Javier Milei has been elected president of Argentina with a result that many people did not expect. He secured 55.95% of the vote, compared to 44% for his left-wing challenger, the Minister of Economy Sergio Massa.
This is the first time that a self-described “anarcho-capitalist” has been elected president of a country, although Milei’s views have much in common with those of Ronald Reagan and Margaret Thatcher. Both leaders implemented programmes built on tax cuts, privatisation and deregulation to reform the US and UK in the 1980s.
For me, Milei’s election victory was no surprise. I have studied the libertarian movement in 30 countries over the last two years, but never have I encountered such a strong libertarian movement as in Argentina. I first heard about Milei when he explained in a newspaper interview that he was reading the Spanish edition of my book The Power of Capitalism. Last year I was in Argentina and spoke to representatives of his movement.
Normally, when their country is in a serious crisis, large numbers of people tend to gravitate to the far Left or far Right of the political spectrum, but in Argentina libertarians are the beacons of hope, especially for young people. Among voters under the age of 30, a majority voted for Milei in the first round, where he achieved only 30 percent of the vote.
The elections took place against the backdrop of a dramatic economic crisis and an inflation rate of over 100 percent, one of the highest in the world. Argentina has been run down by statists for decades and is now one of the most economically unfree countries in the world. In the Heritage Foundation’s 2023 Index of Economic Freedom, Argentina ranks 144th out of 177 countries. Even in Latin America, only a few countries (first and foremost Venezuela) are less economically free than Argentina. For comparison: Chile, although its position has worsened since the socialist Gabriel Boric came to power in March 2022, is still the 22nd most economically free country in the world and Uruguay is 27th (the United States is 25th).

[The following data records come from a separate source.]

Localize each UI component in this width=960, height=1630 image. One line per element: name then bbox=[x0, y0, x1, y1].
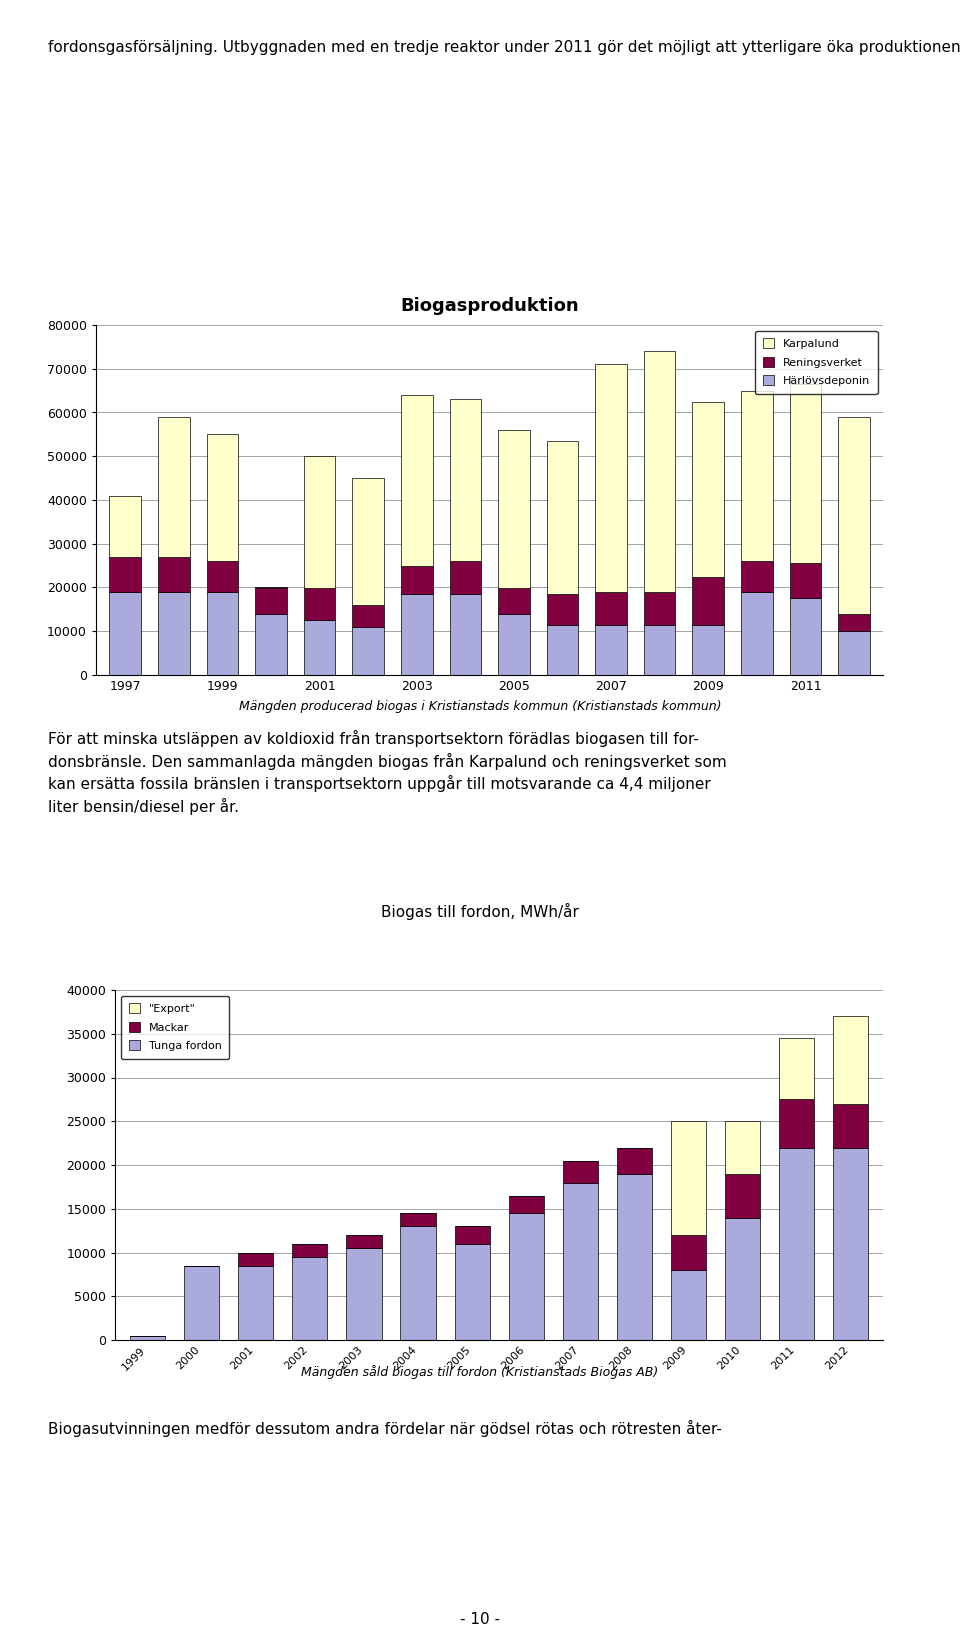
Bar bbox=[130, 1335, 165, 1340]
Bar bbox=[644, 624, 676, 675]
Bar bbox=[449, 399, 481, 561]
Text: - 10 -: - 10 - bbox=[460, 1612, 500, 1627]
Bar bbox=[401, 593, 433, 675]
Bar bbox=[158, 417, 189, 557]
Bar bbox=[206, 434, 238, 561]
Bar bbox=[400, 1226, 436, 1340]
Bar bbox=[303, 587, 335, 621]
Bar bbox=[741, 391, 773, 561]
Bar bbox=[184, 1265, 219, 1340]
Bar bbox=[546, 624, 578, 675]
Bar bbox=[449, 593, 481, 675]
Bar bbox=[206, 592, 238, 675]
Bar bbox=[109, 557, 141, 592]
Bar bbox=[238, 1252, 274, 1265]
Bar bbox=[293, 1244, 327, 1257]
Text: Mängden producerad biogas i Kristianstads kommun (Kristianstads kommun): Mängden producerad biogas i Kristianstad… bbox=[239, 699, 721, 712]
Bar bbox=[563, 1161, 598, 1182]
Text: Biogas till fordon, MWh/år: Biogas till fordon, MWh/år bbox=[381, 903, 579, 919]
Bar bbox=[109, 496, 141, 557]
Bar bbox=[455, 1226, 490, 1244]
Text: För att minska utsläppen av koldioxid från transportsektorn förädlas biogasen ti: För att minska utsläppen av koldioxid fr… bbox=[48, 730, 727, 815]
Bar bbox=[692, 577, 724, 624]
Bar bbox=[303, 456, 335, 587]
Bar bbox=[238, 1265, 274, 1340]
Bar bbox=[838, 631, 870, 675]
Bar bbox=[546, 442, 578, 593]
Bar bbox=[790, 598, 821, 675]
Bar bbox=[303, 621, 335, 675]
Text: fordonsgasförsäljning. Utbyggnaden med en tredje reaktor under 2011 gör det möjl: fordonsgasförsäljning. Utbyggnaden med e… bbox=[48, 41, 960, 55]
Bar bbox=[780, 1099, 814, 1148]
Bar bbox=[741, 561, 773, 592]
Bar bbox=[595, 624, 627, 675]
Legend: "Export", Mackar, Tunga fordon: "Export", Mackar, Tunga fordon bbox=[121, 996, 229, 1060]
Bar bbox=[255, 587, 287, 615]
Bar bbox=[449, 561, 481, 593]
Bar bbox=[498, 615, 530, 675]
Bar bbox=[498, 430, 530, 587]
Bar bbox=[563, 1182, 598, 1340]
Bar bbox=[671, 1121, 706, 1236]
Text: Mängden såld biogas till fordon (Kristianstads Biogas AB): Mängden såld biogas till fordon (Kristia… bbox=[301, 1364, 659, 1379]
Title: Biogasproduktion: Biogasproduktion bbox=[400, 297, 579, 315]
Bar bbox=[352, 605, 384, 628]
Text: Biogasutvinningen medför dessutom andra fördelar när gödsel rötas och rötresten : Biogasutvinningen medför dessutom andra … bbox=[48, 1420, 722, 1438]
Bar bbox=[352, 628, 384, 675]
Bar bbox=[401, 566, 433, 593]
Bar bbox=[498, 587, 530, 615]
Bar bbox=[401, 394, 433, 566]
Bar bbox=[255, 615, 287, 675]
Legend: Karpalund, Reningsverket, Härlövsdeponin: Karpalund, Reningsverket, Härlövsdeponin bbox=[755, 331, 877, 394]
Bar bbox=[347, 1236, 381, 1249]
Bar bbox=[617, 1174, 652, 1340]
Bar bbox=[617, 1148, 652, 1174]
Bar bbox=[347, 1249, 381, 1340]
Bar bbox=[595, 592, 627, 624]
Bar bbox=[671, 1270, 706, 1340]
Bar bbox=[780, 1148, 814, 1340]
Bar bbox=[833, 1104, 869, 1148]
Bar bbox=[644, 350, 676, 592]
Bar bbox=[833, 1148, 869, 1340]
Bar bbox=[509, 1196, 543, 1213]
Bar bbox=[455, 1244, 490, 1340]
Bar bbox=[109, 592, 141, 675]
Bar bbox=[644, 592, 676, 624]
Bar bbox=[400, 1213, 436, 1226]
Bar bbox=[692, 401, 724, 577]
Bar bbox=[158, 557, 189, 592]
Bar bbox=[725, 1218, 760, 1340]
Bar bbox=[671, 1236, 706, 1270]
Bar bbox=[780, 1038, 814, 1099]
Bar bbox=[725, 1121, 760, 1174]
Bar bbox=[725, 1174, 760, 1218]
Bar bbox=[509, 1213, 543, 1340]
Bar bbox=[790, 564, 821, 598]
Bar bbox=[595, 365, 627, 592]
Bar bbox=[833, 1015, 869, 1104]
Bar bbox=[838, 417, 870, 615]
Bar bbox=[546, 593, 578, 624]
Bar bbox=[692, 624, 724, 675]
Bar bbox=[741, 592, 773, 675]
Bar bbox=[158, 592, 189, 675]
Bar bbox=[838, 615, 870, 631]
Bar bbox=[352, 478, 384, 605]
Bar bbox=[206, 561, 238, 592]
Bar bbox=[293, 1257, 327, 1340]
Bar bbox=[790, 385, 821, 564]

But as far as popular opinion in Argentina is concerned, many Argentines have simply had enough of left-wing Peronism and are turning away from the statism that has dominated their country for decades. In a survey I conducted last year, Argentina was among the group of countries in which people were most supportive of the market economy. From April 12 to 20, 2022, I commissioned the opinion research institute Ipsos MORI to survey a representative sample of 1,000 Argentines on their attitudes toward the market economy and capitalism. The survey was also conducted in another 33 countries in Europe, Asia, the United States, Africa and Latin America. The result: In only 5 out of 34 countries (Poland, the United States, the Czech Republic, South Korea and Japan) is there even greater support for the market economy (see Figure 1: https://onlinelibrary.wiley.com/doi/full/10.1111/ecaf.12591)
This explains why an avowed fan of capitalism such as Javier Milei, Professor of Austrian Economics, has a chance of winning the elections in the country. Milei entered the election campaign calling for the abolition of Argentina’s central bank and for free competition between currencies, which would probably lead to the US dollar becoming the most popular means of payment. He also called for the privatisation of state-owned companies, the elimination of numerous subsidies, a reduction in taxes or the abolition of 90 percent of taxes and radical labour law reforms.
It will be interesting to see whether Argentines have enough patience for the urgently needed capitalist reforms that Milei has announced. After all, wherever capitalist reforms have been implemented, the situation has initially deteriorated before getting much better. This is because problems that were previously partially hidden (such as hidden unemployment) suddenly become obvious.
This was the case with Margaret Thatcher’s reforms in the UK, Ronald Reagan’s in the United States and Leszek Balcerowicz’s in Poland. All three admired the same economists that Milei holds in such great esteem, such as Friedrich August von Hayek and Ludwig von Mises. The reforms of these three politicians in the UK, United States and Poland dramatically improved the lives of the people in their countries, but only after conditions initially got worse. Hopefully Argentina, which has been so badly mismanaged over the last 100 years, is now going to get the fresh start it deserves.